Moaza Alnatrooshi’s ovary was removed and frozen when she was 8 years old and being treated for a genetic blood disorder known as beta thalassemia, the Telegraph reported. At a hospital in London, Alnatrooshi underwent chemotherapy – an ovary-damaging procedure – prior to a bone marrow transplant.

Freezing enables specialists to preserve her organ in hopes of Alnatrooshi bearing a child one day. In a procedure offering hope for thousands who are unable to conceive due to damaged reproductive organs from cancer and other disorders, she will become the first in the world to turn pregnant after her ovary was frozen before puberty set in.

Alnatrooshi said the ovary-freezing technique was her mother’s idea.

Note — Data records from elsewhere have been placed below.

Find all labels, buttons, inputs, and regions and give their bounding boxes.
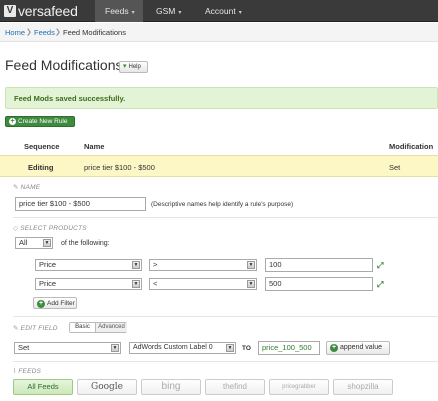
chevron-right-icon: ❯: [26, 29, 32, 36]
divider: [13, 361, 438, 362]
row-sequence: Editing: [28, 163, 54, 172]
edit-mode-tabs: Basic Advanced: [69, 322, 127, 333]
match-type-select[interactable]: All ▼: [15, 237, 53, 249]
filter-operator-select[interactable]: > ▼: [149, 259, 257, 271]
name-hint: (Descriptive names help identify a rule'…: [151, 201, 294, 208]
chevron-down-icon: ▾: [178, 10, 182, 16]
versafeed-logo[interactable]: V versafeed: [4, 3, 78, 19]
feed-thefind[interactable]: thefind: [205, 379, 265, 395]
dropdown-arrow-icon: ▼: [132, 261, 140, 269]
column-header-sequence: Sequence: [24, 142, 60, 151]
to-label: TO: [242, 345, 251, 352]
breadcrumb-feeds[interactable]: Feeds: [34, 28, 55, 37]
expand-icon[interactable]: ⤢: [377, 280, 383, 290]
plus-icon: +: [9, 118, 16, 125]
select-products-label: ◇ SELECT PRODUCTS: [13, 224, 87, 232]
match-suffix: of the following:: [61, 240, 110, 247]
nav-gsm[interactable]: GSM ▾: [146, 0, 192, 22]
column-header-modification: Modification: [389, 142, 434, 151]
dropdown-arrow-icon: ▼: [247, 280, 255, 288]
name-label-text: NAME: [20, 184, 41, 191]
target-field-select[interactable]: AdWords Custom Label 0 ▼: [129, 342, 236, 354]
chevron-right-icon: ❯: [55, 29, 61, 36]
logo-text: versafeed: [18, 3, 78, 19]
append-value-label: append value: [340, 344, 383, 351]
tab-advanced[interactable]: Advanced: [96, 323, 127, 332]
dropdown-arrow-icon: ▼: [43, 239, 51, 247]
add-filter-button[interactable]: + Add Filter: [33, 297, 77, 309]
feeds-label-text: FEEDS: [18, 368, 42, 375]
nav-account[interactable]: Account ▾: [195, 0, 263, 22]
row-modification: Set: [389, 163, 401, 172]
alert-message: Feed Mods saved successfully.: [14, 94, 126, 103]
create-rule-label: Create New Rule: [18, 118, 68, 125]
page-title: Feed Modifications: [5, 57, 123, 73]
plus-icon: +: [330, 344, 338, 352]
feed-bing[interactable]: bing: [141, 379, 201, 395]
success-alert: Feed Mods saved successfully.: [5, 87, 438, 109]
dropdown-arrow-icon: ▼: [247, 261, 255, 269]
feed-google[interactable]: Google: [77, 379, 137, 395]
feed-all-feeds[interactable]: All Feeds: [13, 379, 73, 395]
nav-account-label: Account: [205, 6, 236, 16]
name-section-label: ✎ NAME: [13, 183, 40, 191]
nav-feeds-label: Feeds: [105, 6, 129, 16]
filter-field-value: Price: [39, 279, 57, 288]
match-type-value: All: [19, 238, 28, 247]
append-value-button[interactable]: + append value: [326, 341, 390, 355]
filter-operator-value: >: [153, 260, 158, 269]
feed-shopzilla[interactable]: shopzilla: [333, 379, 393, 395]
create-new-rule-button[interactable]: + Create New Rule: [5, 116, 75, 127]
column-header-name: Name: [84, 142, 105, 151]
row-name: price tier $100 - $500: [84, 163, 155, 172]
tab-basic[interactable]: Basic: [70, 323, 96, 332]
chevron-down-icon: ▾: [131, 10, 135, 16]
filter-value-input[interactable]: 500: [265, 277, 373, 291]
logo-mark: V: [4, 5, 16, 17]
divider: [13, 217, 438, 218]
nav-gsm-label: GSM: [156, 6, 176, 16]
filter-operator-select[interactable]: < ▼: [149, 278, 257, 290]
filter-field-value: Price: [39, 260, 57, 269]
dropdown-arrow-icon: ▼: [132, 280, 140, 288]
help-button[interactable]: ▾ Help: [119, 61, 148, 73]
feeds-label: ⌇ FEEDS: [13, 367, 41, 375]
select-products-text: SELECT PRODUCTS: [20, 225, 87, 232]
help-icon: ▾: [123, 63, 127, 70]
action-value: Set: [18, 343, 30, 352]
filter-field-select[interactable]: Price ▼: [35, 278, 142, 290]
edit-field-label: ✎ EDIT FIELD: [13, 324, 58, 332]
edit-field-text: EDIT FIELD: [20, 325, 58, 332]
add-filter-label: Add Filter: [47, 300, 75, 307]
breadcrumb: Home ❯ Feeds ❯ Feed Modifications: [0, 23, 438, 42]
action-select[interactable]: Set ▼: [14, 342, 121, 354]
filter-operator-value: <: [153, 279, 158, 288]
filter-field-select[interactable]: Price ▼: [35, 259, 142, 271]
breadcrumb-current: Feed Modifications: [63, 28, 126, 37]
chevron-down-icon: ▾: [238, 10, 242, 16]
feed-pricegrabber[interactable]: pricegrabber: [269, 379, 329, 395]
target-field-value: AdWords Custom Label 0: [133, 344, 213, 351]
dropdown-arrow-icon: ▼: [226, 344, 234, 352]
help-label: Help: [128, 64, 141, 70]
diamond-icon: ◇: [13, 225, 19, 232]
pencil-icon: ✎: [13, 184, 19, 191]
expand-icon[interactable]: ⤢: [377, 261, 383, 271]
plus-icon: +: [37, 300, 45, 308]
set-value-input[interactable]: price_100_500: [258, 341, 320, 355]
nav-feeds[interactable]: Feeds ▾: [95, 0, 143, 22]
dropdown-arrow-icon: ▼: [111, 344, 119, 352]
filter-value-input[interactable]: 100: [265, 258, 373, 272]
breadcrumb-home[interactable]: Home: [5, 28, 25, 37]
pencil-icon: ✎: [13, 325, 19, 332]
rss-icon: ⌇: [13, 368, 17, 375]
rule-name-input[interactable]: price tier $100 - $500: [15, 197, 146, 211]
top-navbar: V versafeed Feeds ▾ GSM ▾ Account ▾: [0, 0, 438, 22]
divider: [13, 316, 438, 317]
table-row[interactable]: Editing price tier $100 - $500 Set: [0, 155, 438, 177]
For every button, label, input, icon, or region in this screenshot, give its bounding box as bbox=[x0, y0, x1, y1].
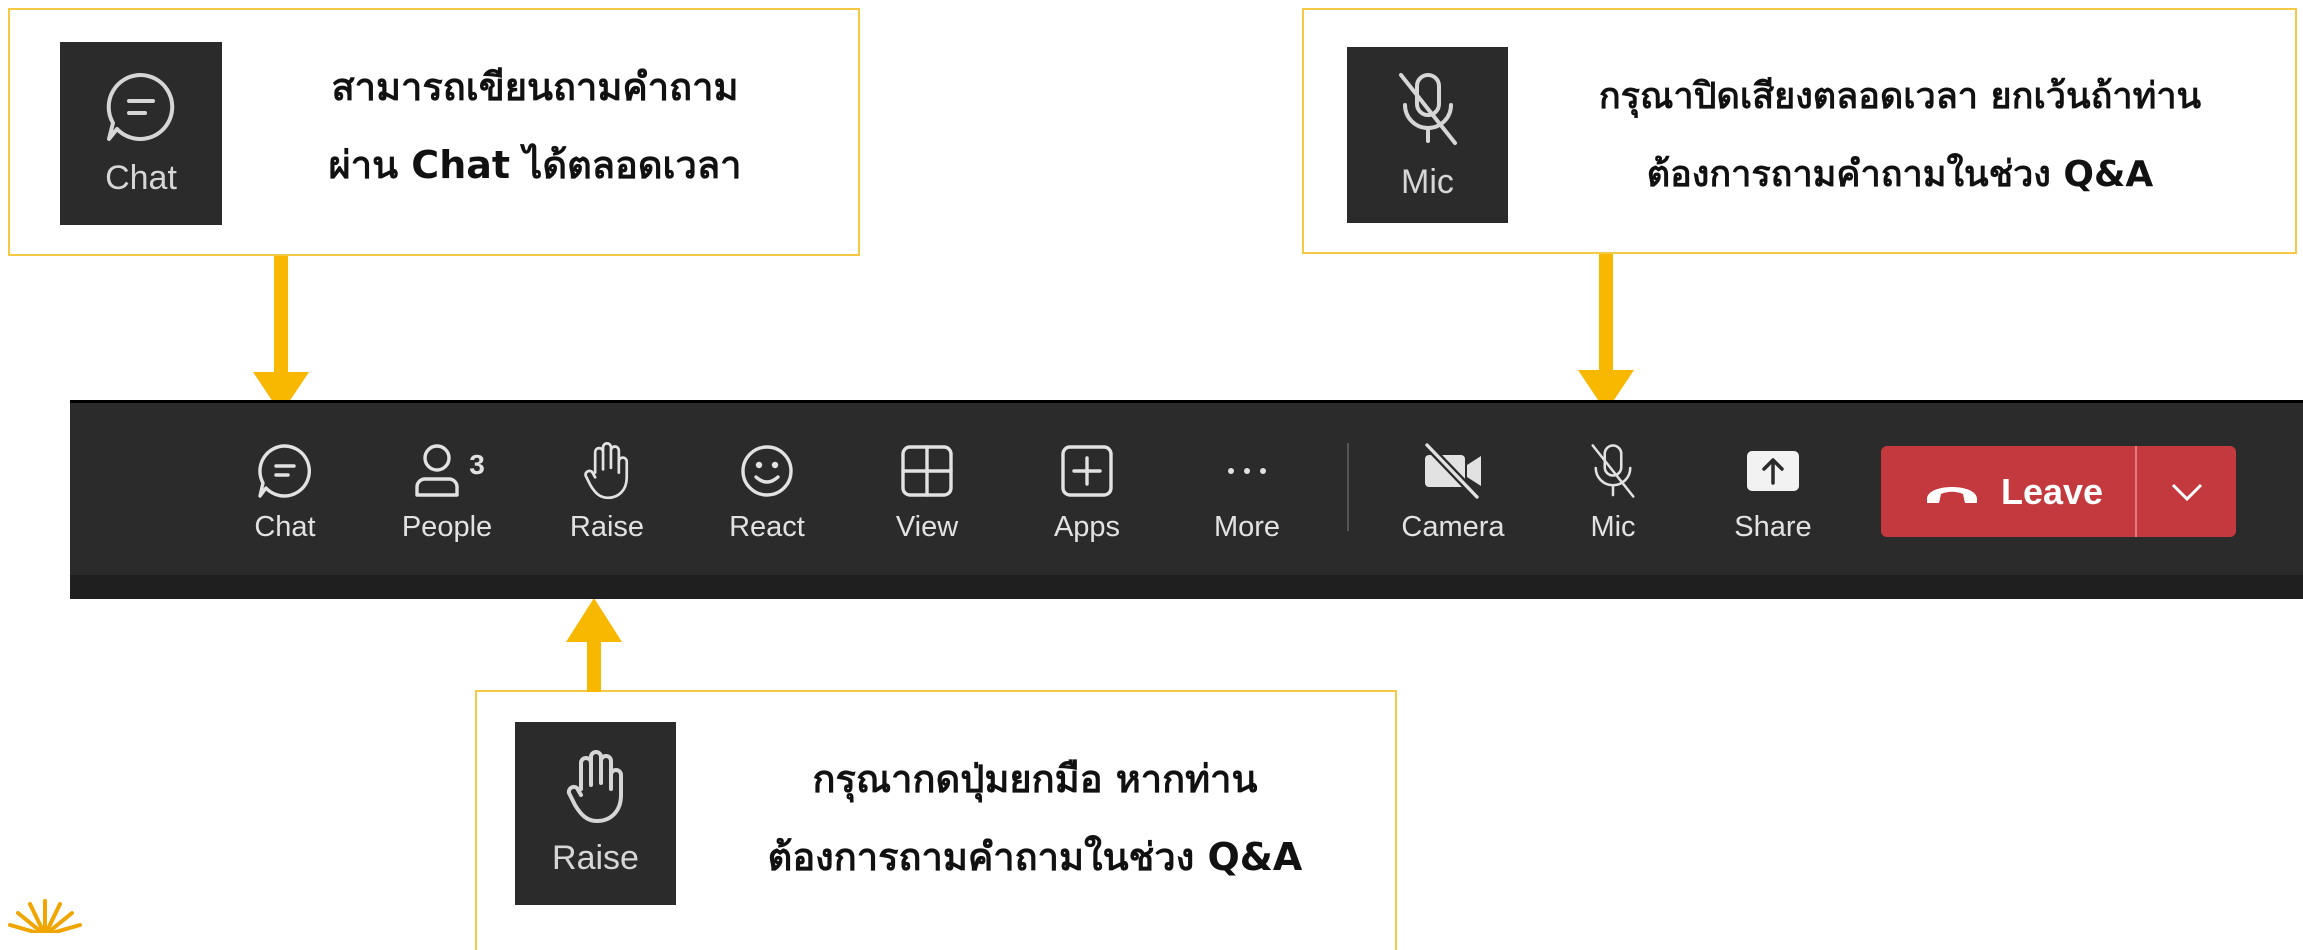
chat-button-label: Chat bbox=[254, 511, 316, 543]
more-button-label: More bbox=[1213, 511, 1281, 543]
raised-hand-icon bbox=[584, 442, 629, 500]
chat-icon bbox=[258, 444, 311, 498]
raised-hand-icon bbox=[566, 750, 623, 823]
raise-tile: Raise bbox=[515, 722, 676, 905]
react-button[interactable]: React bbox=[702, 441, 832, 551]
people-count-badge: 3 bbox=[469, 449, 485, 480]
toolbar-divider bbox=[1347, 443, 1349, 531]
leave-button-label: Leave bbox=[2001, 470, 2104, 512]
share-button-label: Share bbox=[1734, 511, 1812, 543]
leave-options-dropdown[interactable] bbox=[2137, 482, 2236, 502]
raise-callout-line1: กรุณากดปุ่มยกมือ หากท่าน bbox=[812, 757, 1258, 801]
mic-button[interactable]: Mic bbox=[1548, 441, 1678, 551]
camera-off-icon bbox=[1423, 441, 1481, 501]
mic-callout-line2: ต้องการถามคำถามในช่วง Q&A bbox=[1646, 154, 2154, 195]
people-button[interactable]: 3 People bbox=[382, 441, 512, 551]
chat-callout-line2: ผ่าน Chat ได้ตลอดเวลา bbox=[328, 143, 742, 187]
raise-hand-button[interactable]: Raise bbox=[542, 441, 672, 551]
share-screen-icon bbox=[1747, 451, 1799, 491]
camera-button[interactable]: Camera bbox=[1388, 441, 1518, 551]
react-button-label: React bbox=[729, 511, 805, 543]
camera-button-label: Camera bbox=[1401, 511, 1505, 543]
smiley-icon bbox=[741, 445, 793, 497]
raise-tile-label: Raise bbox=[552, 839, 639, 877]
meeting-toolbar: Chat 3 People Raise React View Apps More… bbox=[70, 400, 2303, 575]
mic-callout-text: กรุณาปิดเสียงตลอดเวลา ยกเว้นถ้าท่าน ต้อง… bbox=[1520, 58, 2280, 214]
mic-button-label: Mic bbox=[1590, 511, 1636, 543]
sunburst-logo bbox=[0, 895, 90, 933]
mic-off-icon bbox=[1398, 72, 1457, 145]
chat-icon bbox=[106, 72, 175, 141]
people-button-label: People bbox=[401, 511, 493, 543]
leave-main[interactable]: Leave bbox=[1881, 471, 2135, 513]
toolbar-bottom-strip bbox=[70, 575, 2303, 599]
chevron-down-icon bbox=[2171, 483, 2202, 501]
chat-callout-line1: สามารถเขียนถามคำถาม bbox=[331, 65, 739, 109]
hang-up-icon bbox=[1927, 486, 1977, 503]
share-button[interactable]: Share bbox=[1708, 441, 1838, 551]
mic-callout-line1: กรุณาปิดเสียงตลอดเวลา ยกเว้นถ้าท่าน bbox=[1598, 76, 2202, 117]
chat-callout-text: สามารถเขียนถามคำถาม ผ่าน Chat ได้ตลอดเวล… bbox=[240, 48, 830, 204]
view-button[interactable]: View bbox=[862, 441, 992, 551]
chat-tile: Chat bbox=[60, 42, 222, 225]
apps-button-label: Apps bbox=[1053, 511, 1121, 543]
raise-callout-line2: ต้องการถามคำถามในช่วง Q&A bbox=[767, 835, 1303, 879]
grid-view-icon bbox=[901, 445, 953, 497]
mic-off-icon bbox=[1591, 444, 1635, 498]
raise-button-label: Raise bbox=[569, 511, 645, 543]
apps-button[interactable]: Apps bbox=[1022, 441, 1152, 551]
raise-callout-text: กรุณากดปุ่มยกมือ หากท่าน ต้องการถามคำถาม… bbox=[700, 740, 1370, 896]
chat-arrow-shaft bbox=[274, 256, 288, 374]
chat-button[interactable]: Chat bbox=[220, 441, 350, 551]
raise-arrow-shaft bbox=[587, 640, 601, 692]
raise-arrow-head bbox=[566, 598, 622, 642]
people-icon bbox=[415, 444, 459, 497]
mic-arrow-shaft bbox=[1599, 254, 1613, 372]
add-apps-icon bbox=[1061, 445, 1113, 497]
view-button-label: View bbox=[895, 511, 959, 543]
leave-button[interactable]: Leave bbox=[1881, 446, 2236, 537]
more-dots-icon bbox=[1228, 468, 1266, 474]
mic-tile: Mic bbox=[1347, 47, 1508, 223]
more-button[interactable]: More bbox=[1182, 441, 1312, 551]
chat-tile-label: Chat bbox=[105, 159, 177, 197]
mic-tile-label: Mic bbox=[1401, 162, 1454, 201]
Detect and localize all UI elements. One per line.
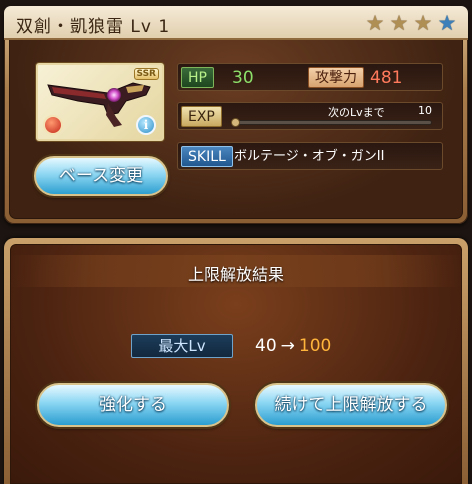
dialog-title: 上限解放結果 [187,265,284,284]
hp-atk-row: HP 30 攻撃力 481 [177,63,443,91]
rarity-stars: ★ ★ ★ ★ [364,12,458,34]
info-icon[interactable]: i [136,115,156,135]
skill-row[interactable]: SKILL ボルテージ・オブ・ガンII [177,142,443,170]
skill-name: ボルテージ・オブ・ガンII [234,149,385,164]
base-change-button[interactable]: ベース変更 [34,156,168,196]
exp-row: EXP 次のLvまで 10 [177,102,443,130]
star-filled-icon: ★ [413,11,433,35]
exp-progress-bar [231,118,432,127]
dialog-body: 上限解放結果 最大Lv 40 → 100 強化する 続けて上限解放する [10,244,462,484]
item-title: 双創・凱狼雷 Lv 1 [16,17,171,37]
arrow-right-icon: → [280,336,295,356]
max-lv-label: 最大Lv [131,334,233,358]
exp-next-value: 10 [418,104,432,117]
hp-label: HP [181,67,214,88]
exp-progress-knob [231,118,240,127]
continue-uncap-button[interactable]: 続けて上限解放する [255,383,447,427]
max-lv-from: 40 [255,336,277,356]
ssr-badge: SSR [133,68,159,80]
star-filled-icon: ★ [365,11,385,35]
atk-value: 481 [370,68,403,88]
enhance-button[interactable]: 強化する [37,383,229,427]
star-filled-icon: ★ [389,11,409,35]
exp-next-label: 次のLvまで [328,106,385,119]
exp-label: EXP [181,106,222,127]
item-card: 双創・凱狼雷 Lv 1 ★ ★ ★ ★ SSR i ベース変更 HP 30 攻撃… [4,6,468,224]
max-lv-to: 100 [298,336,332,356]
fire-element-icon [43,115,63,135]
hp-value: 30 [232,68,254,88]
skill-label: SKILL [181,146,233,167]
weapon-portrait[interactable]: SSR i [36,63,164,141]
star-empty-icon: ★ [437,11,457,35]
atk-label: 攻撃力 [308,67,364,88]
uncap-result-dialog: 上限解放結果 最大Lv 40 → 100 強化する 続けて上限解放する [4,238,468,484]
max-lv-change: 40 → 100 [255,336,331,356]
item-title-bar: 双創・凱狼雷 Lv 1 ★ ★ ★ ★ [4,6,468,40]
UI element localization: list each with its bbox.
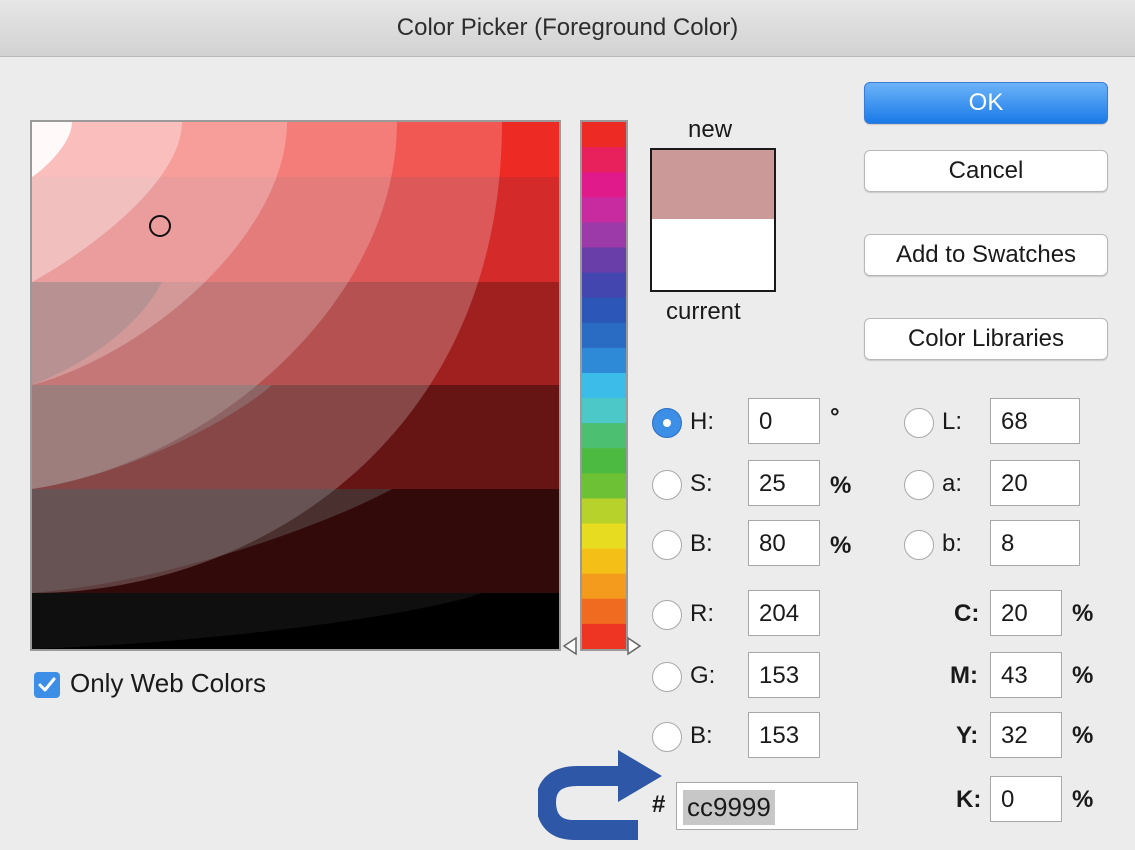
saturation-label: S: xyxy=(690,470,713,497)
brightness-label: B: xyxy=(690,530,713,557)
color-marker[interactable] xyxy=(149,215,171,237)
add-to-swatches-button[interactable]: Add to Swatches xyxy=(864,234,1108,276)
percent-unit: % xyxy=(830,532,852,559)
hex-input[interactable]: cc9999 xyxy=(676,782,858,830)
green-radio[interactable] xyxy=(652,662,682,692)
hue-label: H: xyxy=(690,408,714,435)
cyan-label: C: xyxy=(954,600,980,627)
brightness-input[interactable]: 80 xyxy=(748,520,820,566)
hue-band xyxy=(582,423,626,449)
b-channel-radio[interactable] xyxy=(904,530,934,560)
ok-button[interactable]: OK xyxy=(864,82,1108,124)
cancel-button[interactable]: Cancel xyxy=(864,150,1108,192)
hue-band xyxy=(582,322,626,349)
a-channel-input[interactable]: 20 xyxy=(990,460,1080,506)
hue-band xyxy=(582,398,626,424)
a-channel-label: a: xyxy=(942,470,963,497)
hue-band xyxy=(582,297,626,324)
hue-band xyxy=(582,172,626,198)
cyan-input[interactable]: 20 xyxy=(990,590,1062,636)
hue-band xyxy=(582,623,626,649)
hue-band xyxy=(582,122,626,148)
black-label: K: xyxy=(956,786,982,813)
hue-band xyxy=(582,197,626,223)
red-radio[interactable] xyxy=(652,600,682,630)
hue-band xyxy=(582,448,626,474)
new-color-swatch xyxy=(652,150,774,219)
percent-unit: % xyxy=(1072,722,1094,749)
hex-value-selected[interactable]: cc9999 xyxy=(683,790,775,825)
hue-band xyxy=(582,347,626,374)
hue-band xyxy=(582,473,626,500)
hue-band xyxy=(582,147,626,173)
black-input[interactable]: 0 xyxy=(990,776,1062,822)
brightness-radio[interactable] xyxy=(652,530,682,560)
current-label: current xyxy=(666,298,741,325)
checkmark-icon xyxy=(38,677,56,692)
color-libraries-button[interactable]: Color Libraries xyxy=(864,318,1108,360)
new-label: new xyxy=(688,116,733,143)
a-channel-radio[interactable] xyxy=(904,470,934,500)
lightness-label: L: xyxy=(942,408,963,435)
hue-band xyxy=(582,272,626,299)
slider-right-arrow-icon[interactable] xyxy=(626,636,642,656)
yellow-label: Y: xyxy=(956,722,979,749)
color-field-canvas[interactable] xyxy=(32,122,559,649)
title-bar: Color Picker (Foreground Color) xyxy=(0,0,1135,57)
degree-unit: ° xyxy=(830,404,840,431)
hue-band xyxy=(582,523,626,550)
hue-band xyxy=(582,573,626,600)
lightness-radio[interactable] xyxy=(904,408,934,438)
dialog-title: Color Picker (Foreground Color) xyxy=(396,14,739,41)
percent-unit: % xyxy=(1072,786,1094,813)
hue-input[interactable]: 0 xyxy=(748,398,820,444)
lightness-input[interactable]: 68 xyxy=(990,398,1080,444)
hue-slider[interactable] xyxy=(580,120,628,651)
blue-input[interactable]: 153 xyxy=(748,712,820,758)
hue-band xyxy=(582,548,626,575)
yellow-input[interactable]: 32 xyxy=(990,712,1062,758)
hue-band xyxy=(582,247,626,274)
hue-band xyxy=(582,498,626,525)
percent-unit: % xyxy=(830,472,852,499)
saturation-input[interactable]: 25 xyxy=(748,460,820,506)
percent-unit: % xyxy=(1072,600,1094,627)
hex-hash-label: # xyxy=(652,791,666,818)
color-field[interactable] xyxy=(30,120,561,651)
only-web-colors-checkbox[interactable] xyxy=(34,672,60,698)
hue-band xyxy=(582,598,626,625)
green-input[interactable]: 153 xyxy=(748,652,820,698)
hue-strip[interactable] xyxy=(582,122,626,649)
saturation-radio[interactable] xyxy=(652,470,682,500)
hue-band xyxy=(582,222,626,249)
green-label: G: xyxy=(690,662,716,689)
magenta-label: M: xyxy=(950,662,978,689)
red-label: R: xyxy=(690,600,714,627)
curved-arrow-icon xyxy=(538,750,662,840)
magenta-input[interactable]: 43 xyxy=(990,652,1062,698)
b-channel-label: b: xyxy=(942,530,963,557)
slider-left-arrow-icon[interactable] xyxy=(562,636,578,656)
hue-radio[interactable] xyxy=(652,408,682,438)
blue-label: B: xyxy=(690,722,713,749)
only-web-colors-label[interactable]: Only Web Colors xyxy=(70,668,266,699)
hue-band xyxy=(582,372,626,399)
swatch-preview xyxy=(650,148,776,292)
b-channel-input[interactable]: 8 xyxy=(990,520,1080,566)
percent-unit: % xyxy=(1072,662,1094,689)
current-color-swatch[interactable] xyxy=(652,219,774,290)
red-input[interactable]: 204 xyxy=(748,590,820,636)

"I want to believe I will be pregnant. I cannot wait for that day. I would like to say to all women that they have got to have hope,” the patient, who lives in Dubai but stays in the UK for her forthcoming operation, told the Sunday Times.

In 2015, Alnatrooshi’s attending gynecologist, Dr. Sara Matthews, arranged for the frozen ovary to be sent to Denmark, where the transplant occurred. The patient and her husband underwent in-vitro fertilization, where one of the three embryos produced is hoped to be implanted next month.

In Belgium last year, experts said they were able to restore another young woman’s fertility using ovary tissue that had been frozen when she was 13. Now age 28, the woman already gave birth to a healthy male infant in November 2014 – a symbol of hope for girls whose fertility is threatened by chemotherapy and similar treatments.

Of young girls who experience childhood cancer and require chemotherapy, a glaring 90 percent would be unable to have their own kids, warned Dr. Matthews. And there is no other way to do it at the moment.

“You cannot grow eggs. You can't do IVF [prior to chemotherapy] because they haven't gone through puberty,” the doctor explained.

Ovarian transplant has been studied in Denmark, where 41 female cancer survivors whose ovarian tissues were removed from 2003 to 2014 all underwent the operation. Of the 32 who aimed to bear a child, 10 successfully became pregnant and gave birth.

Around the globe, more than 36 babies are both out of ovarian transplant.